Só 20% o faziam para os 230 deputados. Portugal não é, na sua maioria, uma
burguesia urbana. É um país de periferia e de litoral. E o Partido Comunista
Português sabe disso, pela História que tem. Foi fundado em 1921, e não na década de 90 do século passado!. Como sabe que se assinar o “acordo” como querem o PS e o Bloco,
cometerá um “erro que não tem desculpa”, como disse Vasco Pulido Valente, ou
como nós dizemos, cometerá um erro a pagar o seu preço. Um preço caro diga-se.

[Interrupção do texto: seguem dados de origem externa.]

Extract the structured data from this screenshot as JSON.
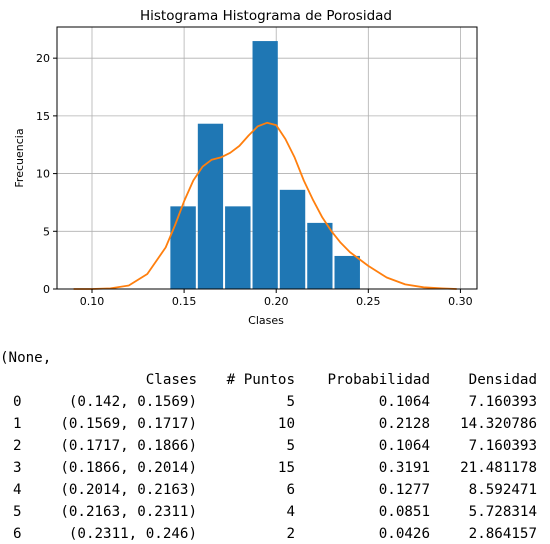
{
  "chart_data": {
    "type": "bar",
    "title": "Histograma Histograma de Porosidad",
    "xlabel": "Clases",
    "ylabel": "Frecuencia",
    "xlim": [
      0.081,
      0.309
    ],
    "ylim": [
      0,
      22.7
    ],
    "grid": true,
    "xticks": [
      0.1,
      0.15,
      0.2,
      0.25,
      0.3
    ],
    "xtick_labels": [
      "0.10",
      "0.15",
      "0.20",
      "0.25",
      "0.30"
    ],
    "yticks": [
      0,
      5,
      10,
      15,
      20
    ],
    "ytick_labels": [
      "0",
      "5",
      "10",
      "15",
      "20"
    ],
    "bar_color": "#1f77b4",
    "curve_color": "#ff7f0e",
    "bins": [
      {
        "left": 0.142,
        "right": 0.1569,
        "value": 7.160393
      },
      {
        "left": 0.1569,
        "right": 0.1717,
        "value": 14.320786
      },
      {
        "left": 0.1717,
        "right": 0.1866,
        "value": 7.160393
      },
      {
        "left": 0.1866,
        "right": 0.2014,
        "value": 21.481178
      },
      {
        "left": 0.2014,
        "right": 0.2163,
        "value": 8.592471
      },
      {
        "left": 0.2163,
        "right": 0.2311,
        "value": 5.728314
      },
      {
        "left": 0.2311,
        "right": 0.246,
        "value": 2.864157
      }
    ],
    "kde": {
      "x": [
        0.09,
        0.1,
        0.11,
        0.12,
        0.13,
        0.14,
        0.145,
        0.15,
        0.155,
        0.16,
        0.165,
        0.17,
        0.175,
        0.18,
        0.185,
        0.19,
        0.195,
        0.2,
        0.205,
        0.21,
        0.215,
        0.22,
        0.225,
        0.23,
        0.235,
        0.24,
        0.245,
        0.25,
        0.26,
        0.27,
        0.28,
        0.29,
        0.298
      ],
      "y": [
        0.0,
        0.0,
        0.05,
        0.3,
        1.3,
        3.6,
        5.5,
        7.6,
        9.4,
        10.6,
        11.2,
        11.4,
        11.8,
        12.4,
        13.3,
        14.1,
        14.4,
        14.2,
        13.0,
        11.4,
        9.4,
        7.7,
        6.2,
        5.0,
        4.0,
        3.2,
        2.6,
        2.0,
        1.0,
        0.4,
        0.15,
        0.05,
        0.0
      ]
    }
  },
  "output": {
    "prefix": "(None,",
    "columns": [
      "Clases",
      "# Puntos",
      "Probabilidad",
      "Densidad"
    ],
    "rows": [
      {
        "index": "0",
        "clases": "(0.142, 0.1569)",
        "puntos": "5",
        "probabilidad": "0.1064",
        "densidad": "7.160393"
      },
      {
        "index": "1",
        "clases": "(0.1569, 0.1717)",
        "puntos": "10",
        "probabilidad": "0.2128",
        "densidad": "14.320786"
      },
      {
        "index": "2",
        "clases": "(0.1717, 0.1866)",
        "puntos": "5",
        "probabilidad": "0.1064",
        "densidad": "7.160393"
      },
      {
        "index": "3",
        "clases": "(0.1866, 0.2014)",
        "puntos": "15",
        "probabilidad": "0.3191",
        "densidad": "21.481178"
      },
      {
        "index": "4",
        "clases": "(0.2014, 0.2163)",
        "puntos": "6",
        "probabilidad": "0.1277",
        "densidad": "8.592471"
      },
      {
        "index": "5",
        "clases": "(0.2163, 0.2311)",
        "puntos": "4",
        "probabilidad": "0.0851",
        "densidad": "5.728314"
      },
      {
        "index": "6",
        "clases": "(0.2311, 0.246)",
        "puntos": "2",
        "probabilidad": "0.0426",
        "densidad": "2.864157"
      }
    ]
  }
}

Esta “nova realidade” foi, portanto,
inventada por António Costa e por quem o empurra. Sobre os governos de
coligação europeus, já dissemos o que tínhamos a dizer neste espaço. E quem a
defende para Portugal, está simplesmente a defender interesses e não o bem
geral. O bem comum.
Assim sendo, andar com “rodriguinhos”
sobre o “acordo” das esquerdas, é defender um usurpador de cargo (em relação a
Seguro), e um golpista parlamentar que apenas assumiu esta posição para
sobreviver politicamente. Se o PS tivesse ganho as legislativas de quatro de
Outubro, por um voto que fosse, Costa nunca assumiria esta deriva. João Proença quase o disse em entrevista à RTP 360 a 3 de Outubro.
O país está a pagar cara a deriva, mas
Costa vai pagar mais caro. O “acordo” das esquerda apenas serve dois
perdedores, o Bloco e o PS. O PCP que não perdeu nem ganhou (manteve o seu
eleitorado) só tem a perder. Jerónimo sabe-o, como o sabe o Comité.